There are two aspects of context. The first is the information a reader needs to know to fully understand what you’re communicating. For example, describing the state of the kid tech market would set the stage to explain what’s missing or needed.
The second aspect of context is explaining why something matters. This is one of the more common missing elements in press releases, blog posts, and a lot of other content. Let’s look at how the media put Snap Inc.’s IPO in context by looking at some of the questions they were asking:
- Is Snap the next Facebook — or Twitter?
- Does the IPO prove there’s a tech bubble?
- How does Snap’s IPO compare to other high-profile tech debuts?
— VANITY FAIR (@VanityFair) March 2, 2017
By looking at comparable companies, the industry at large, and other IPOs, media give their readers different filters for understanding the story. It all begins with a simple question: So what?
The old “man bites dog” story. One that runs against conventional wisdom, roots out misconceptions, and offers a surprising but rational conclusion. To get this right, you have to know your audience and what they think and believe.

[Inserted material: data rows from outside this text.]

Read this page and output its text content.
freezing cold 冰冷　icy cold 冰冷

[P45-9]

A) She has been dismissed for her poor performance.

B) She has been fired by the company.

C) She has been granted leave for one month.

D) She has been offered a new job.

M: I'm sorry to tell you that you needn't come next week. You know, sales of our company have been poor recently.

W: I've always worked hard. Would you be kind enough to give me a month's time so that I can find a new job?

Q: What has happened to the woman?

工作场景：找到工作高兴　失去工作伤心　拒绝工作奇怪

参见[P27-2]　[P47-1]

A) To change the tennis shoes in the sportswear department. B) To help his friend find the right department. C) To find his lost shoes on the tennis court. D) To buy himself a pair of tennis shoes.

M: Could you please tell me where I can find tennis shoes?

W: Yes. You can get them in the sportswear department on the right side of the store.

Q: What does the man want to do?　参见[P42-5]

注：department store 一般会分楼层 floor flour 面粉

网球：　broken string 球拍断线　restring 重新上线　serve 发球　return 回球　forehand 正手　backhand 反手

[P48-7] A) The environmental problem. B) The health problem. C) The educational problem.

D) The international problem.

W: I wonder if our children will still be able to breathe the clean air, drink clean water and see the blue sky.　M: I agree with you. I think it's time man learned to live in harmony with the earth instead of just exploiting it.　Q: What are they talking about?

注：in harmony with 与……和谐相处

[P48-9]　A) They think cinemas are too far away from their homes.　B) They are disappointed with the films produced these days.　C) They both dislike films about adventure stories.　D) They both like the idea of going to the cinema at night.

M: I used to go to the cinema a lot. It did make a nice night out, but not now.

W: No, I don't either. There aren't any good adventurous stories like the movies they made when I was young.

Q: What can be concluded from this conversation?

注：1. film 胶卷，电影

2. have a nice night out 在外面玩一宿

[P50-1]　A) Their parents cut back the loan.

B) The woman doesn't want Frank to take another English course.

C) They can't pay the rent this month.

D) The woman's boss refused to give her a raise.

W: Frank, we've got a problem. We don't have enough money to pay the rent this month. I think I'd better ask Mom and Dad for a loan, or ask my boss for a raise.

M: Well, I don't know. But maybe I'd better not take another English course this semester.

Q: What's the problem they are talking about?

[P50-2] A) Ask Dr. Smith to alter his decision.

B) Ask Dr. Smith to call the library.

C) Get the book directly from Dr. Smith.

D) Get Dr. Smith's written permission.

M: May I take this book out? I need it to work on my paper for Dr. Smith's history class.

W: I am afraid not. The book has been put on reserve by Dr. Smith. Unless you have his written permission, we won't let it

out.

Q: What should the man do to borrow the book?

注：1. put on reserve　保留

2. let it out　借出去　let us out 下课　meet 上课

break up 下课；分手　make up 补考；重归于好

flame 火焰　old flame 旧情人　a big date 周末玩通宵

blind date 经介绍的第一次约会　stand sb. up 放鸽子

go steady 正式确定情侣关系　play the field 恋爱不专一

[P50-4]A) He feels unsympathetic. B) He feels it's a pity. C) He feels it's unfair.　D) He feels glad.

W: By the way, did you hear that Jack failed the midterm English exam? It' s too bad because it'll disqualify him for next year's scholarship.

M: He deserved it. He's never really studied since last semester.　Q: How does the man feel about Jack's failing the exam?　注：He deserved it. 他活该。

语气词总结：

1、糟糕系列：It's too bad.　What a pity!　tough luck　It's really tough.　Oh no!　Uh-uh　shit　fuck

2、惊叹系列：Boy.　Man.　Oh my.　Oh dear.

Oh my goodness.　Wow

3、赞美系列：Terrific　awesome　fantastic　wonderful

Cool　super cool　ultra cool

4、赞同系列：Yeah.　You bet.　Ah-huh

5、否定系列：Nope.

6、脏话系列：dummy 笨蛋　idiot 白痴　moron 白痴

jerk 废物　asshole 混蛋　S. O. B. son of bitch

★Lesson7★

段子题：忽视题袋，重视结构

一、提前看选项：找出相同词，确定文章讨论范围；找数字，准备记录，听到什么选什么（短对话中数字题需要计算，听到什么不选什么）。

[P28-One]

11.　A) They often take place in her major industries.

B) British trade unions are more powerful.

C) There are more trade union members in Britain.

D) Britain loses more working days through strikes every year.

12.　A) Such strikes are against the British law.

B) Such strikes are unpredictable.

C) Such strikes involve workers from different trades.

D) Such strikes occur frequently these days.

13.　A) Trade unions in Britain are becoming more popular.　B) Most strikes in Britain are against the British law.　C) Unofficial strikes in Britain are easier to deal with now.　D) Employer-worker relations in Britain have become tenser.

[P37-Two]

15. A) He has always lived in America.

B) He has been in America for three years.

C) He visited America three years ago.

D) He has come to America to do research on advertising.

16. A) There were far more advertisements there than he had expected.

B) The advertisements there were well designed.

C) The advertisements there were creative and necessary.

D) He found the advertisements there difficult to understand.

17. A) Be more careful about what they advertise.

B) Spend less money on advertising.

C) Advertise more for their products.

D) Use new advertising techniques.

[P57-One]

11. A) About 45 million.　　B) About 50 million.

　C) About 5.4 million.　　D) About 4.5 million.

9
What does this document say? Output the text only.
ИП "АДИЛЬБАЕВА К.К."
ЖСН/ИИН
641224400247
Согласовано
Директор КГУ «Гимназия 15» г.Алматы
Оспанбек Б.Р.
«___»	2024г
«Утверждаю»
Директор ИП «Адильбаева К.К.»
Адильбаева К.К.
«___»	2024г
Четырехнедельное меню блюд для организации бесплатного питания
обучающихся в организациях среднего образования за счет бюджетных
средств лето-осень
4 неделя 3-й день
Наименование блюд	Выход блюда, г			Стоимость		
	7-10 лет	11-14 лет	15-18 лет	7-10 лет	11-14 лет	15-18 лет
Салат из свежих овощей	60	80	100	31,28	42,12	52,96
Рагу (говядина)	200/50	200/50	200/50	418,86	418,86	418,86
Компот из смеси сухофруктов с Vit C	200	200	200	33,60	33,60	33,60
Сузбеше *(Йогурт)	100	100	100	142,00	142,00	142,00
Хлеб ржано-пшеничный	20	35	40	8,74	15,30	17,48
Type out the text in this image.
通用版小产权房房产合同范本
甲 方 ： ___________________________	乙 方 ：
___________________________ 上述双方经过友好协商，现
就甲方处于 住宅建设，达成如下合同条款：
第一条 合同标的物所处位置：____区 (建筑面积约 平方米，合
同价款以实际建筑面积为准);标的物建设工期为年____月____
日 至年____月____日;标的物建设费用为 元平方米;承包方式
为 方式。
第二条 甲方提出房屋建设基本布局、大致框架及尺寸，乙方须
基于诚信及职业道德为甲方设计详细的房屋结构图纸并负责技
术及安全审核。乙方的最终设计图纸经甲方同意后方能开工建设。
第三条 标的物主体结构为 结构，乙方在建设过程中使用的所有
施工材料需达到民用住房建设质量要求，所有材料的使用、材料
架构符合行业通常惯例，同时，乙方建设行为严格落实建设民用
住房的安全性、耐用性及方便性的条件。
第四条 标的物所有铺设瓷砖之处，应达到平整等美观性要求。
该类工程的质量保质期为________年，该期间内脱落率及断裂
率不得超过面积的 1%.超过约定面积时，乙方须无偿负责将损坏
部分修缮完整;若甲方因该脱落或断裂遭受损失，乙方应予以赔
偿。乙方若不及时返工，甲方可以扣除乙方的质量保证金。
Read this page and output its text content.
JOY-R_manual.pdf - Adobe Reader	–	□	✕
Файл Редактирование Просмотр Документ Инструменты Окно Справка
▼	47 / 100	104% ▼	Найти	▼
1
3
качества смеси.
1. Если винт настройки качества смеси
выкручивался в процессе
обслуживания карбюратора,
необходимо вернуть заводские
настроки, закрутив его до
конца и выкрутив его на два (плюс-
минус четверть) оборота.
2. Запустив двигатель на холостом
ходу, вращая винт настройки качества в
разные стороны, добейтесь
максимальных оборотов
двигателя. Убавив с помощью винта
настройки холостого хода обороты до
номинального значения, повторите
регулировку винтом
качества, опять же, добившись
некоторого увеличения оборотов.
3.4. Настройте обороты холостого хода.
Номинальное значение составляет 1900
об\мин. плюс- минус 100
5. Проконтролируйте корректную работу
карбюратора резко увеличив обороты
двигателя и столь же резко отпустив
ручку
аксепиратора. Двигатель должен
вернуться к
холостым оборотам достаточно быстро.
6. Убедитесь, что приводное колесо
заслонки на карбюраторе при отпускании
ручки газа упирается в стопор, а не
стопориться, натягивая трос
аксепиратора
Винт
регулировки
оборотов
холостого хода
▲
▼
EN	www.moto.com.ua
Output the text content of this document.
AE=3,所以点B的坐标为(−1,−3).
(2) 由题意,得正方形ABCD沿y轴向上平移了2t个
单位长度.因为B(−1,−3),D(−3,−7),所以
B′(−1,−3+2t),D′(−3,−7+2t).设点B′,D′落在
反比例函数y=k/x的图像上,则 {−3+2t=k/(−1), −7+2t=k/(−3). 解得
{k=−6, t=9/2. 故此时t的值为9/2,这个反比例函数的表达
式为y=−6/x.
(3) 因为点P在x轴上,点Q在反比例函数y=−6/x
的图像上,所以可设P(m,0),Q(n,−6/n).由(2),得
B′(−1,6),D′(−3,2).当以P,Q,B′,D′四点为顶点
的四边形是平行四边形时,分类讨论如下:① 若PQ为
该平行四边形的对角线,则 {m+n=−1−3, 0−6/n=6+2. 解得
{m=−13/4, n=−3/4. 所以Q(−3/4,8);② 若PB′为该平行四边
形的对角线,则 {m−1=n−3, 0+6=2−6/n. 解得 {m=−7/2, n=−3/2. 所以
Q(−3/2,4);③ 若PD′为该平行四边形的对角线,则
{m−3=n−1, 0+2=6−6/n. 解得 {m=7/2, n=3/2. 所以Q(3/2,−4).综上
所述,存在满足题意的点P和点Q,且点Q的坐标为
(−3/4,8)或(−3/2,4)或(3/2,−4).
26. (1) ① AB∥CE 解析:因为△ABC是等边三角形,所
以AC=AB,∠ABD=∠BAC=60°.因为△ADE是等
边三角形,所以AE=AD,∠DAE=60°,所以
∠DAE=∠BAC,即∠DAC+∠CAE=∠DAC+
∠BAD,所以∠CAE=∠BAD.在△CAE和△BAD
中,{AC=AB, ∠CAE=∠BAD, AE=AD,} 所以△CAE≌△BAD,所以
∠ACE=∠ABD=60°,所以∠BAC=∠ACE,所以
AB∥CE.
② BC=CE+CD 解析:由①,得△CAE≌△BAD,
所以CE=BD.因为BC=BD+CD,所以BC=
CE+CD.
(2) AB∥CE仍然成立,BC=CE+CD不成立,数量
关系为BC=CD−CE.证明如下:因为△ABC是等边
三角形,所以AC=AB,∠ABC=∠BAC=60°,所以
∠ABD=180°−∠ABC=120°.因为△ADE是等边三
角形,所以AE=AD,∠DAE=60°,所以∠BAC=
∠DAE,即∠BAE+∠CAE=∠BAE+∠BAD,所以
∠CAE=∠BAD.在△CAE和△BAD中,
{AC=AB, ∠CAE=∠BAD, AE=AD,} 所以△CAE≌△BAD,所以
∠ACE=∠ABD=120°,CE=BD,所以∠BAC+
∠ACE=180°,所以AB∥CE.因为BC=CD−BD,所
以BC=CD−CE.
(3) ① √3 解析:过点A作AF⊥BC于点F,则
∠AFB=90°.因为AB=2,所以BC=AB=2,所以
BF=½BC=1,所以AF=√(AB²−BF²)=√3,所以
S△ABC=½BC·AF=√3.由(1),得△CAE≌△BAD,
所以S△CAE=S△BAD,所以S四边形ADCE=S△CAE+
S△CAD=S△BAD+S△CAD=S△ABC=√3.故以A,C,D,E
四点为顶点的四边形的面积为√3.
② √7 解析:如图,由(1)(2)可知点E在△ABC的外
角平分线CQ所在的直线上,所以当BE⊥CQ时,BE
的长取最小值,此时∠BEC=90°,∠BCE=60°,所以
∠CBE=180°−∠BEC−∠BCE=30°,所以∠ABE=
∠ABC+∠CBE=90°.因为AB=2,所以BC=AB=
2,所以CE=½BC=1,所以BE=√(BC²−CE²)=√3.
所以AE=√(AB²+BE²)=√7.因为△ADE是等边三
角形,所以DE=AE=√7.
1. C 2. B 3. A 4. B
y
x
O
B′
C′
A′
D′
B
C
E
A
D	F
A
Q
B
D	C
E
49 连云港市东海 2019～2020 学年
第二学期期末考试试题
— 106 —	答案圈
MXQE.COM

If you don’t read the Quartz Daily Brief every morning, nearly every edition contains “Surprising Discoveries,” a section chock full of stories that run against what we think we know. Consider these recent headlines:
- Sweden’s government would like to collect fewer taxes
- Running could actually be good for your knees
- Mozart outsold Drake and Beyoncé in 2016
Mozart, the best new artist of 1782, outsold Drake and Beyoncé this year https://t.co/PFmr1XFKEX
— Quartz (@qz) December 13, 2016
You probably see the risk here. It’s easy to veer too far in the direction of clickbait (that last one, for example, is technically true, but for a very technical reason). Avoid that at all costs, but for every story you have and every story you plan to tell, think about what your readers already know or believe about the topic and how new data, research, events, or trends turn that on its head.
Content fueled by storytelling
If your content falls flat or never lifts off the ground, some storytelling fundamentals could give it the lift it needs. As you’re drafting your next press release, blog post, or email, try using one or all of these elements to raise the level of your writing and better engage your audience.